System Requirements Guide

Table of Contents

Overview

This guide provides guidance on recommended hardware to run the Slurm Operator and Slurm clusters on Kubernetes.

Kubernetes

Hardware

Generally, your Kubernetes cluster should consist of more than one node where you have at least one control-plane.

Note

It is impossible for us to provide a minimum system requirement for your workloads.

Storage Class

It is recommended to have at least one storage class and a default storage class. Slurm and other services installed on your Kubernetes cluster may use Persistent Volume Claim (PVC) and Persistent Volume (PV).

Operator

The operator components consist of:

  • slurm-operator

  • slurm-operator-webhook

Operating System & Architecture

Slinky container images are built on a distroless image.
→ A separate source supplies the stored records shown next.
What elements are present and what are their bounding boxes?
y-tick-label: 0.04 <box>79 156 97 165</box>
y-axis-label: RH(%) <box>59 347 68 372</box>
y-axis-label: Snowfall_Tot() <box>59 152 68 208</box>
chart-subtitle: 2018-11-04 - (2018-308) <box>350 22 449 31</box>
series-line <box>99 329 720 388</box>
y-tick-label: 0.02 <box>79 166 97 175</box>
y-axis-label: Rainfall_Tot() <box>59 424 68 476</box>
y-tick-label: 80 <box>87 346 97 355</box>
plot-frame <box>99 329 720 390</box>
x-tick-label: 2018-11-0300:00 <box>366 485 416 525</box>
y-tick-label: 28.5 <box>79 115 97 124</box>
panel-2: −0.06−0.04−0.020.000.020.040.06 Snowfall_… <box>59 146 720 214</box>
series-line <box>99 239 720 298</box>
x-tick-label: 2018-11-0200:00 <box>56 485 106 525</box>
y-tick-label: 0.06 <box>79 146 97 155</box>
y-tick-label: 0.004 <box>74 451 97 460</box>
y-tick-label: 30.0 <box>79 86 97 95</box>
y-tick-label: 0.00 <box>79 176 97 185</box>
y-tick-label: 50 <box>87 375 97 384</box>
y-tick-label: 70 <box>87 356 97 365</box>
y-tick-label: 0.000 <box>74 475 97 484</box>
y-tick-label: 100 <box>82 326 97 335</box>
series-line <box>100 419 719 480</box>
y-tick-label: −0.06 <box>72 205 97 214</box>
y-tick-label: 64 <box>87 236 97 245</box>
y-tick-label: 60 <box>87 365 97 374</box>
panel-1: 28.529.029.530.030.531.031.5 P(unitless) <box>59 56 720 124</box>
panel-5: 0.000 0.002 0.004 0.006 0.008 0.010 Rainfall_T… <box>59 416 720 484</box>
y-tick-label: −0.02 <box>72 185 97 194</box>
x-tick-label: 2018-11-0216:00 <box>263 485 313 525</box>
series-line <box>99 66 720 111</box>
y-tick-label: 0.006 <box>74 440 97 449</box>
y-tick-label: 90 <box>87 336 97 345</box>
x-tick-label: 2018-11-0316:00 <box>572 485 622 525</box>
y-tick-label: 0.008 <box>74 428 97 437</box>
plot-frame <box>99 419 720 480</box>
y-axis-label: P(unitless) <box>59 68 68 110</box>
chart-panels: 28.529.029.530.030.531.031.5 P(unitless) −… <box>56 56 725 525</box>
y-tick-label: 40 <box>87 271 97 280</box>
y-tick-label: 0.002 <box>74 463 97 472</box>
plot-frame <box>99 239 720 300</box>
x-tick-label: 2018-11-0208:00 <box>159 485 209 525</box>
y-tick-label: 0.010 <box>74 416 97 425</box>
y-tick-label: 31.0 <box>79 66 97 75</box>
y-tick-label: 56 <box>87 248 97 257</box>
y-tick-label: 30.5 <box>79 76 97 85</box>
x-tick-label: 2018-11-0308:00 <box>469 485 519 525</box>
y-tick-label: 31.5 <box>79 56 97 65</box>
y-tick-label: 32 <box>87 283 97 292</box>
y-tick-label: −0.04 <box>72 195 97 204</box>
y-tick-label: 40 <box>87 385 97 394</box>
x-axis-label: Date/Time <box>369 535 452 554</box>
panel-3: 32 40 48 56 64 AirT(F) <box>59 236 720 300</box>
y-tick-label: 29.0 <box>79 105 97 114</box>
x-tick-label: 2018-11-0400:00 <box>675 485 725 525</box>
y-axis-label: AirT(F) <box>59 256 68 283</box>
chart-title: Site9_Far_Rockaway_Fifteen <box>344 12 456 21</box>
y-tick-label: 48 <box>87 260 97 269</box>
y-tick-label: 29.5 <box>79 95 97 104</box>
The following machine architectures are supported:

  • amd64 (x86_64)

  • arm64 (aarch64)

Inspect the OCI artifacts for specific details.

Hardware

The operator benefits from more cores and memory due to handling requests over the network and responding. The amount of cores and memory depends on how how many worker threads were configured and how busy the operator is.

Note

It is impossible for us to provide a minimum system requirement for your workloads. While the operator can run with 1 core and 1GB of memory, production usage may find these resources insufficient.

Slurm

Slurm components consist of:

  • slurmctld

  • slurmd

  • slurmdbd

  • slurmrestd

  • sackd

For more information, see the Slurm docs.

Operating System & Architecture

Slurm has broad support for Linux distributions and limited support for FreeBSD and NetBSD.

Slurm has been thoroughly tested on most popular Linux distributions using arm64 (aarch64), ppc64, and x86_64 architectures. Some features are limited to recent releases and newer Linux kernel versions.

See the Slurm doc for details.

The Slurm container images built for Slinky only cover a subset of Slurm’s operating system and architecture support.

The following machine architectures are supported:

  • amd64 (x86_64)

  • arm64 (aarch64)

Inspect the OCI artifacts for specific details.

Hardware

All Slurm daemons benefit from more cores and memory due to handling requests over the network and responding. The amount of cores and memory depends on how busy your cluster is. Due to internal data locks, there is a balance to core counts and single core performance. Some daemons are more sensitive than others. Some Slurm daemons benefit from fast storage in select areas of the filesystem. All daemons prefer to not have noisy neighbors, so to speak – other processes on the machine cause contention for cores and memory.

Below are notes of interest:

  • slurmctld

    • Scheduling benefits greatly from single core performance

    • StateSaveLocation benefits greatly from fast storage

  • slurmd

    • SlurmdSpoolDir benefits greatly from fast storage

    • Depending on the users’ jobs, hardware considerations should be made

  • slurmdbd

    • Benefits from being co-located on the Database machine, communicating over a socket instead of a network.

  • slurmrestd

    • Benefits from being co-located on the slurmctld and/or slurmdbd machine, communicating over a socket instead of a network.

  • sackd

    • Treat like munged for the purposes of system requirements

  • Database

    • Benefits from fast storage

See the field notes, slide 17, for notes on system requirements.

Note

It is impossible for us to provide a minimum system requirement for your workloads. While Slurm daemons can run with 1 core and 1GB of memory, production usage may find these resources insufficient.